Assange hints at an odd phenomenon concerning the use of published “classified” documents by the academia, especially in US journals. “The academic censorship” in foreign relations surprised him most. The academic class doesn’t accept papers that rely on published WikiLeaks material, although it is frequently used in courts or any other scientific fields. The field of international relations is dominated by ISA, the International Studies Association, which has banned the most important US foreign policy archive from appearing in its academic papers. “They are even worse than the US media”, says Assange. Doesn’t this academic fatwa call into question its entire output that explains the role of US foreign policy? A similar ignorant attitude on the part of academics can be determined relative to a questioning of the official 9/11 narrative.

The book falls into two parts: organized by continents and countries. Contributors, inter alia, are; Phyllis Bennis, Peter Certo, Michael Busch, Conn Hallinan, Sarah Harrison, Jake Johnston, Alexander Main, Robert Naiman, Linda Pearson, Gareth Porter, Russ Wellen, and Stephen Zunes. Three chapters in which US policy towards dictators, Iraq or economic questions such as TTP and TISA are nameless. Or were they written by Assange? Many authors take a very critical position towards US foreign policy. Some of them see no difference between Obama’s and Bush’s foreign policy. Their policy had little to do with human rights but rather with supporting Iraqi sectarianism that led to ISIS and the current refugee crisis.

Most information focuses on post-9/11 and the “war on terror” fought by the US and its client states. This war led to a never-ending nightmare for the people of these countries. It’s not surprising that all authors describe US policy in the darkest colors possible. Many of these essays seem to be driven by a hypercritical political position rather than an open-minded behind-the-scene analysis.
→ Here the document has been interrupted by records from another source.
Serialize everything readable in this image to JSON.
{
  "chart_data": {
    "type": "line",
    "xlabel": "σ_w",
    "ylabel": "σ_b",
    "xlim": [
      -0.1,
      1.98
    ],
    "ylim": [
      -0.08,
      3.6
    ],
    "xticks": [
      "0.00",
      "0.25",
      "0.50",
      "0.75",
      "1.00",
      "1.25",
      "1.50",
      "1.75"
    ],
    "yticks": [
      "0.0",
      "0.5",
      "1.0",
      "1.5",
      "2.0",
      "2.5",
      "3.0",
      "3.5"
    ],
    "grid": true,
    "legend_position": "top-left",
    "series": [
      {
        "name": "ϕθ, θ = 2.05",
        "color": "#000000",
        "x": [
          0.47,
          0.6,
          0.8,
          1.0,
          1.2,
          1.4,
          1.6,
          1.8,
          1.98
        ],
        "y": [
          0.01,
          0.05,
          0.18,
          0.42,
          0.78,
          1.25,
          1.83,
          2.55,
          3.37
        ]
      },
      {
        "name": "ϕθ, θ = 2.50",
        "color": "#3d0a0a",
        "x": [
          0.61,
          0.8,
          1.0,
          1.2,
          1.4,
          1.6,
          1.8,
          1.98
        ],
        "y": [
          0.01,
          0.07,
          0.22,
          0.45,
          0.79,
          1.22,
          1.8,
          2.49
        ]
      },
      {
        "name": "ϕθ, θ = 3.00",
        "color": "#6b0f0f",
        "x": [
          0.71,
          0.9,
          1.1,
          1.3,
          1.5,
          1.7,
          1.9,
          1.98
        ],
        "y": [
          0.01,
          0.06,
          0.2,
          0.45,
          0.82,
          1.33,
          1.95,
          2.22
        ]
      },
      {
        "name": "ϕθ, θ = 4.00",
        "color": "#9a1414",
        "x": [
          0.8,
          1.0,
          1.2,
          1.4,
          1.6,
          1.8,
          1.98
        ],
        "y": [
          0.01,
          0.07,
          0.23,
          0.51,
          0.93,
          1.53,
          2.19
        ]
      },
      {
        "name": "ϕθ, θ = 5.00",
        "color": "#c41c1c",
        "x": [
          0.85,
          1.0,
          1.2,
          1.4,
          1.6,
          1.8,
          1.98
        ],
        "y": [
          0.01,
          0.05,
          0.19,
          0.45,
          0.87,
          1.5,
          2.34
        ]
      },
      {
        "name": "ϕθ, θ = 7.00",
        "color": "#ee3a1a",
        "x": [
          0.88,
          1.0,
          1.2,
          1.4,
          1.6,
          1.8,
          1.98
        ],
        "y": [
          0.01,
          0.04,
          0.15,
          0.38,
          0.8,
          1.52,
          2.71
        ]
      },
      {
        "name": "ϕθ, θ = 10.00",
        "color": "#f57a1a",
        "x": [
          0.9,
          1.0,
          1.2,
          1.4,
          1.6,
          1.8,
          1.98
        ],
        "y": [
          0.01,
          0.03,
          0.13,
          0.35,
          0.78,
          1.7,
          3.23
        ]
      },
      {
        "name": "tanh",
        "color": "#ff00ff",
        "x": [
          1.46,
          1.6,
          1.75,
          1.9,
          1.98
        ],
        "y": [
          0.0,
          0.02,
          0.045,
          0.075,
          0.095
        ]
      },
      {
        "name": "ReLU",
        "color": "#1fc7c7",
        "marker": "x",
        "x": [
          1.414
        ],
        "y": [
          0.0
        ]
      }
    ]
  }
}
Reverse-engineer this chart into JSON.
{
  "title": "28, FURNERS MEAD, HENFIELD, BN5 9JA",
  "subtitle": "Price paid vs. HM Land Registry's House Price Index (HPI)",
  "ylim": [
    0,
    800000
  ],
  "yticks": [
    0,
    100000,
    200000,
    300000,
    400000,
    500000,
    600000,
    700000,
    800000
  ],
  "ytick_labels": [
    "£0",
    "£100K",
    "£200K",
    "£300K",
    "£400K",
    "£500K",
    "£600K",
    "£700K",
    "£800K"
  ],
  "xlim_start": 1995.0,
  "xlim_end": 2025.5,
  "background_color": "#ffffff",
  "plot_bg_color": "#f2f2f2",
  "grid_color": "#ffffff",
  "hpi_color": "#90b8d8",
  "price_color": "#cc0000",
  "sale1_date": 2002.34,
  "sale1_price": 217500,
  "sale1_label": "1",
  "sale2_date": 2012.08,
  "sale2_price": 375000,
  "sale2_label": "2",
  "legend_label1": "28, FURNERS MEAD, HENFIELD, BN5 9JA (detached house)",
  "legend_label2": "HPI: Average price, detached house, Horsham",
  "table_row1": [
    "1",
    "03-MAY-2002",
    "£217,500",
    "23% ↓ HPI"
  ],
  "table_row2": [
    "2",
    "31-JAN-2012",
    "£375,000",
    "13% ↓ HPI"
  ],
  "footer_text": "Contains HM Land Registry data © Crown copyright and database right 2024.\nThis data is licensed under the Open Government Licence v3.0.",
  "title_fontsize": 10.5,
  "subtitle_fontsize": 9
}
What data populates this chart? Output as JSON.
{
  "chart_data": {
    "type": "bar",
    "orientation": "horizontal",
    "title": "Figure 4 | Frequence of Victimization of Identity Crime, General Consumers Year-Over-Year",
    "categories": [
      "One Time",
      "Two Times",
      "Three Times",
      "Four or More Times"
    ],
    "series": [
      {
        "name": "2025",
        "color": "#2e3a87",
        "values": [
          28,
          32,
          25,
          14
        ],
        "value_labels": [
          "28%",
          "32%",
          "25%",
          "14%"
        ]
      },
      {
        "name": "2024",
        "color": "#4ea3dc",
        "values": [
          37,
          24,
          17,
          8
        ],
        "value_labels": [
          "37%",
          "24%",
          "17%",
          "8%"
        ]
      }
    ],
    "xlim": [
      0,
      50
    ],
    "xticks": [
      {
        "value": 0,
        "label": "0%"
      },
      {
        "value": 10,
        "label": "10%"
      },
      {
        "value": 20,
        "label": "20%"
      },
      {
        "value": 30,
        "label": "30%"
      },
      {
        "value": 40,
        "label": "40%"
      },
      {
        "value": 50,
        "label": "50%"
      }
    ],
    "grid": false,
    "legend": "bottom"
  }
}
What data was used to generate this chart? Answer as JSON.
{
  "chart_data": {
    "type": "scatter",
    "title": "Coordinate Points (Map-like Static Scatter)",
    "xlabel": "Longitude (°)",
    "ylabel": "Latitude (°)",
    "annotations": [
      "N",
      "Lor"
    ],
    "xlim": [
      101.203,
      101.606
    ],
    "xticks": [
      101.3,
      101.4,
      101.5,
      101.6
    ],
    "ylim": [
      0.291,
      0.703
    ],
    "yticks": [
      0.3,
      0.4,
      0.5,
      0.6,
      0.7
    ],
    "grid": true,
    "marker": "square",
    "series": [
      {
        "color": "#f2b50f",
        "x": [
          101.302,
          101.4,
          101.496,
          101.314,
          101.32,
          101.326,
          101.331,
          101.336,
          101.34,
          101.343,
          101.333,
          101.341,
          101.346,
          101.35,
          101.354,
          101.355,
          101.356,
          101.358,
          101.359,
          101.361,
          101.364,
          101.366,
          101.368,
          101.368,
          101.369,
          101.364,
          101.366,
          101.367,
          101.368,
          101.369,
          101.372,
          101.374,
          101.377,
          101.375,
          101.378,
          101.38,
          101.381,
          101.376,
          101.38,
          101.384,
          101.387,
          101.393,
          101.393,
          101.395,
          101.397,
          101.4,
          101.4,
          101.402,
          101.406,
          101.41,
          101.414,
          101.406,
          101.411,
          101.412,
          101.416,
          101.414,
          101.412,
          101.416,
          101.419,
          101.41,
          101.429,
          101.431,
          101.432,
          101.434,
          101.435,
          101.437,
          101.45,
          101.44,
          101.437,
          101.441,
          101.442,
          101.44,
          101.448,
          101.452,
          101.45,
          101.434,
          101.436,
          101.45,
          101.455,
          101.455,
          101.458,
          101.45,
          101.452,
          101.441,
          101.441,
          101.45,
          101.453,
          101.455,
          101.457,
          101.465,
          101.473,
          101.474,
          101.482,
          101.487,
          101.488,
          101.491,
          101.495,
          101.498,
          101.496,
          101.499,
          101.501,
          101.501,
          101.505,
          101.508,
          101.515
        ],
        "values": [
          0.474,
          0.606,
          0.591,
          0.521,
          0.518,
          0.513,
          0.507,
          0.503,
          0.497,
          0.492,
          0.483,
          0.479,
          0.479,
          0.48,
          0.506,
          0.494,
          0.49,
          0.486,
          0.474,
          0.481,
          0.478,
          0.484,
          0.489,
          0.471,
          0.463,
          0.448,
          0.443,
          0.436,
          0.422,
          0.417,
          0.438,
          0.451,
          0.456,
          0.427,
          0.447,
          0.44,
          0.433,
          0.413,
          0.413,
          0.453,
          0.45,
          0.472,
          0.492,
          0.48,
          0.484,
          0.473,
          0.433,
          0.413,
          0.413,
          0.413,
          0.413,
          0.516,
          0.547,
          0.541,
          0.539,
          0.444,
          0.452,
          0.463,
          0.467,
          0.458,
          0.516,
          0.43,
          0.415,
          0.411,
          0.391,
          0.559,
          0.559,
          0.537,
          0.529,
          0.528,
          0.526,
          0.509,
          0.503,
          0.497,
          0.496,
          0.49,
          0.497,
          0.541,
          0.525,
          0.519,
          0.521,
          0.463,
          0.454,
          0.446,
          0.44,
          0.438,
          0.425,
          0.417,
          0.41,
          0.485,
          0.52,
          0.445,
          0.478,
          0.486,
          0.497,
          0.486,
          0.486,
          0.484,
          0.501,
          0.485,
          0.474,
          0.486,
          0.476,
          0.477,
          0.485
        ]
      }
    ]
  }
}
Perhaps it would have been a better idea to publish “the best of the best” of the millions of documents that WikiLeaks has presented so far on its website, provided with some ranging in comments of the US position in global affairs. This might have given a more objective picture of the highly questionable role the US empire plays around the world.

Despite these minor objections, it’s a very important, informative and disturbing book that is a very dry read.